Melamine phosphate is of low acute oral toxicity as determined in a GLP and OECD-guideline compliant study with rats (van Huygevoort 2002). No indication of toxicity was observed at the limit dose of 2000 mg/kg bw. Absence of systemic toxicity upon acute inhalation is derived from a GLP and OECD guideline compliant study with melamine tested with an aerosol of 5.19 g/m³ ( Muijser 1998). Limited information obtained from secondary sources on melamine indicate low dermal toxicity of melamine (UNEP 1998). 

Key value for chemical safety assessment

Additional information

In the acute oral toxicity study (van Huygevoort, 2002) melamine phosphate was administered by oral gavage to three Wistar rats of each sex at 2000 mg/kg body weight. The study was performed under GLP and according to OECD testing guideline 423. Animals were subjected to daily observations and weekly determination of body weight. Macroscopic examination was performed after terminal sacrifice on day 15. No mortality occurred and no clinical signs of systemic toxicity were noted. The mean body weight gain shown by the animals over the study period was considered to be normal. No abnormalities were found at macroscopic post mortem examination of the animals. The study is adequate in design and reporting to fulfil the criteria as key study.

Melamine phosphate was not tested for acute dermal or inhalation toxicity. It is acceptable to derive the systemic toxicity from experimental data of melamine since both melamine and its phosphate salt have a high solubility in water and a log POWof less than 1 and phosphate is an abundant in cells and body fluids. In addition, the higher molecular weight of melamine phosphate compared to melamine gives a safety margin.

Since melamine does not undergo metabolism (Mast 1983), the acute dermal hazard can be derived from oral data unless high dermal absorption is expected. As the substance is strongly charged and has a log POWof -3, high dermal absorption is not expected. In the absence of acute oral toxicity of melamine phosphate, the LD50for acute dermal toxicity is expected to be above 2000 mg/kg bw. This is consistent with poorly documented information on acute dermal toxicity of melamine (Anon 1990, UNEP 1998).
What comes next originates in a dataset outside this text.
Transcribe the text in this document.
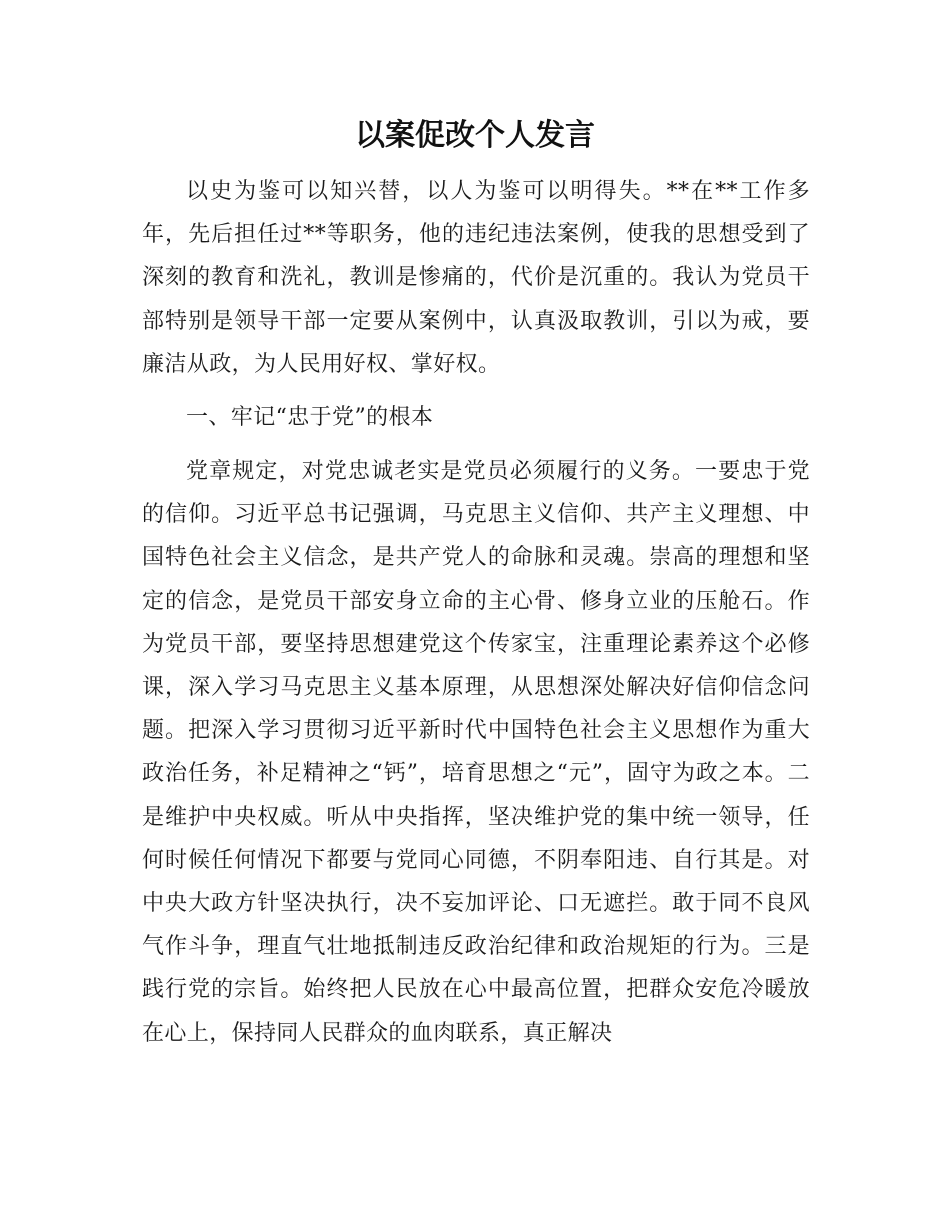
以案促改个人发言

以史为鉴可以知兴替，以人为鉴可以明得失。**在**工作多年，先后担任过**等职务，他的违纪违法案例，使我的思想受到了深刻的教育和洗礼，教训是惨痛的，代价是沉重的。我认为党员干部特别是领导干部一定要从案例中，认真汲取教训，引以为戒，要廉洁从政，为人民用好权、掌好权。

一、牢记“忠于党”的根本

党章规定，对党忠诚老实是党员必须履行的义务。一要忠于党的信仰。习近平总书记强调，马克思主义信仰、共产主义理想、中国特色社会主义信念，是共产党人的命脉和灵魂。崇高的理想和坚定的信念，是党员干部安身立命的主心骨、修身立业的压舱石。作为党员干部，要坚持思想建党这个传家宝，注重理论素养这个必修课，深入学习马克思主义基本原理，从思想深处解决好信仰信念问题。把深入学习贯彻习近平新时代中国特色社会主义思想作为重大政治任务，补足精神之“钙”，培育思想之“元”，固守为政之本。二是维护中央权威。听从中央指挥，坚决维护党的集中统一领导，任何时候任何情况下都要与党同心同德，不阴奉阳违、自行其是。对中央大政方针坚决执行，决不妄加评论、口无遮拦。敢于同不良风气作斗争，理直气壮地抵制违反政治纪律和政治规矩的行为。三是践行党的宗旨。始终把人民放在心中最高位置，把群众安危冷暖放在心上，保持同人民群众的血肉联系，真正解决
Based on the acute inhalation study with melamine (Muijser 1998), no acute systemic inhalation toxicity is predicted for melamine phosphate. The substance reacts slightly acidic in water; a saturated solution of 3.9 g/L has a pH of 3.5. Therefore, slight local effects might be possible.

Justification for classification or non-classification

Dangerous Substance Directive (67/548/EEC)

The available studies are considered reliable and suitable for classification purposes under 67/548/EEC. As a result the substance is not considered to be classified for acute oral, dermal and inhalatory toxicity under Directive 67/548/EEC, as amended for the 28th time in Directive 2001/59/EC.

Classification, Labelling, and Packaging Regulation (EC) No. 1272/2008

The available experimental test data are reliable and suitable for classification purposes under Regulation 1272/2008. As a result the substance is not considered to be classified for acute oral, dermal or inhalatory toxicity under Regulation (EC) No. 1272/2008.